Une de ces méthodes est ce à quoi Sa’wa est confronté — la démolition de maisons dans le village. Des dizaines d’entre elles sont démolies dans le Néguev chaque année, sous prétexte qu’elles auraient été construites sans autorisation. En tant que politique, cependant, cette démolition est utilisée pour limiter l’expansion de la population et pour endommager le tissu social des communautés. 3000 foyers ont été démolis rien qu’en 2021.

Le régime israélien utilise aussi le « greenwashing » — des revendications environnementalistes — pour s’approprier la terre. Dans le Néguev en particulier, le régime affirme combattre la désertification et essayer de préserver l’environnement en plantant de vastes zones de terres avec des forêts artificielles de cyprès et de pins. Cependant des recherches récentes ont montré que ces arbres — qui ne sont pas autochtones à la région — contribuent en fait à la désertification. En même temps, l’« Administration des terres d’Israël » a commencé explicitement à affirmer que la reforestation est faite afin d’empêcher « l’appropriation des terres par les Arabes ». 

Le régime israélien affirme aussi que les Bédouins palestiniens sont des envahisseurs résidant illégalement sur des terres de l’Etat. C’est une affirmation que le gouvernement lui-même a contredit lorsqu’il a offert une compensation et des sommes d’argent aux habitants d’un village nommé Al-Araqib pour qu’ils abandonnent leurs terres.
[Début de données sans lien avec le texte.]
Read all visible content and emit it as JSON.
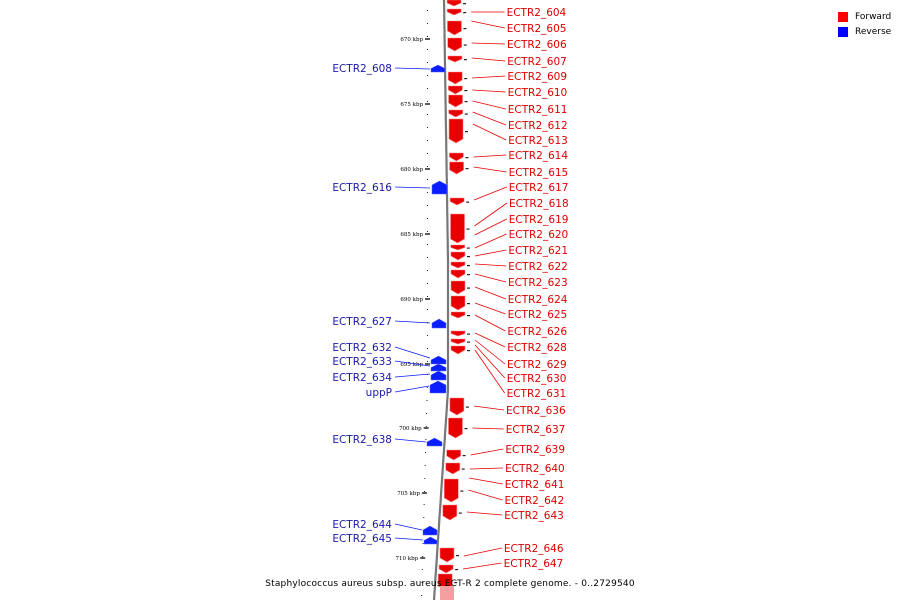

Comme le dit Cheikh Sayah Al-Turi, résident du Néguev : «  Si j’étais vraiment un envahisseur dans ce pays, pourquoi m’offrez-vous une compensation pour abandonner cette terre ? ». 

Tout en affirmant en même temps que les Bédouins palestiniens sont des envahisseurs, le régime israélien a poursuivi constamment une politique pour « civiliser » les Bédouins. Cela a eu pour conséquence que des milliers de Bédouins palestiniens ont été déplacés de force de leurs terres ancestrales vers des communes sédentaires, permettant au régime d’engloutir d’énormes espaces de terres tout en concentrant la population bédouine dans l’espace le plus petit possible.

L’histoire de Sa’wa est l’histoire de la Palestine, de la Cisjordanie à Jérusalem et au-delà. Les maisons palestiniennes sont démolies et les familles palestiniennes expulsées pour faire place à une population de colons israéliens et à l’infrastructure du régime israélien.

Pourtant, l’émergence de mouvements organisés contre le vol des terres par le régime israélien dans toute la Palestine colonisée montre la détermination du peuple palestinien, du Néguev à Sheikh Jarrah.

Nous avons le droit de vivre sur notre terre et c’est ce que nous voulons et c’est pour cela que nous nous battons !

Une version de cet article a été d’abord publiée par Progressive International le 9 février 2022.